Le piratage est un apostolat !

Publié le par Yves-André Samère

Franchement, je suis éperdu d’admiration envers nos amis les pirates. À la fois pour leur dévouement et pour leur efficacité. Vous allez comprendre et partager mon point de vue.

J’aime beaucoup certaines séries télévisées, et je ne suis pas de ces snobinards qui crachent dessus.

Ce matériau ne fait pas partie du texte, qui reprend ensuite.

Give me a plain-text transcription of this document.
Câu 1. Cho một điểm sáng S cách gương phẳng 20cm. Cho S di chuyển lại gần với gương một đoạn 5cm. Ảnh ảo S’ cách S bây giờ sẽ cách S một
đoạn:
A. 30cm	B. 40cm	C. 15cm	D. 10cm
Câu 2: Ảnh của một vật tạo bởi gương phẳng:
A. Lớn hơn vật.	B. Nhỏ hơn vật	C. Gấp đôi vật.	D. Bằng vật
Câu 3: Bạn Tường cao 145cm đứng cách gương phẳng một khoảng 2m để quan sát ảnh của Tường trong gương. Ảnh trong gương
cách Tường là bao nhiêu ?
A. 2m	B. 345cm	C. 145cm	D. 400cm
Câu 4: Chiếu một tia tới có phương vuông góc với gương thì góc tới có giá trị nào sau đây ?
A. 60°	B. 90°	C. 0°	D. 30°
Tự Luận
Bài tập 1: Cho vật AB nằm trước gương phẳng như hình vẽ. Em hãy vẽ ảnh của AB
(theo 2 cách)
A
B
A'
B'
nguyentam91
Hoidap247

Or, comme par hasard, elles sont presque toujours anglophones, et diffusées, soit en Angleterre, soit aux États-Unis. Donc, en principe, invisibles chez nous avant des mois, voire des années (et ne me parlez pas de la nouvelle chaîne du groupe Canal Plus, Canal Séries, on y diffuse bêtement, et nuitamment, une saison entière, à la file, de sorte que vous ne pouvez ni regarder ni enregistrer).

À présent que Dexter et Breaking bad, qui étaient des chefs-d’œuvre, surtout le second, sont terminés, il reste Downton Abbey, feuilleton anglais de grande qualité, qui en est à sa quatrième saison. C’est diffusé en Angleterre le dimanche soir à 9 heures et dure 47 minutes, sauf le premier et le dernier épisode (toujours diffusé le jour de Noël), qui sont plus longs.

Hier soir était donc diffusé le quatrième épisode, qui, par conséquent, s’est terminé à dix heures du soir. Ce matin, j’ai vérifié à sept heures, et cet épisode était déjà en ligne sur les sites de téléchargements. En version originale non sous-titrée, je précise. Donc il s’est trouvé, comme chaque semaine, un ou plusieurs passionnés pour :

- 1. enregistrer l’épisode vu à la télé, sur un enregistreur à disque dur ;

- 2. transférer l’enregistrement sur un DVD réinscriptible ;

- 3. ripper le DVD sur son ordinateur (cela signifie en extraire la vidéo pour la copier sur son disque dur) ;

- 4. éditer le fichier MPEG 2 pour ôter le début et la fin, inutiles (ça dépasse toujours) ;

- 5. compresser le fichier MPEG avec un compresseur, Mediacoder, VirtualDubMod ou autre, pour en réduire la taille sans perte de qualité (en l’occurrence, à 405 mégaoctets, éventuellement davantage, cela dépend des goûts du pirate) ;

- 6. envoyer le résultat sur un site qui l’hébergera.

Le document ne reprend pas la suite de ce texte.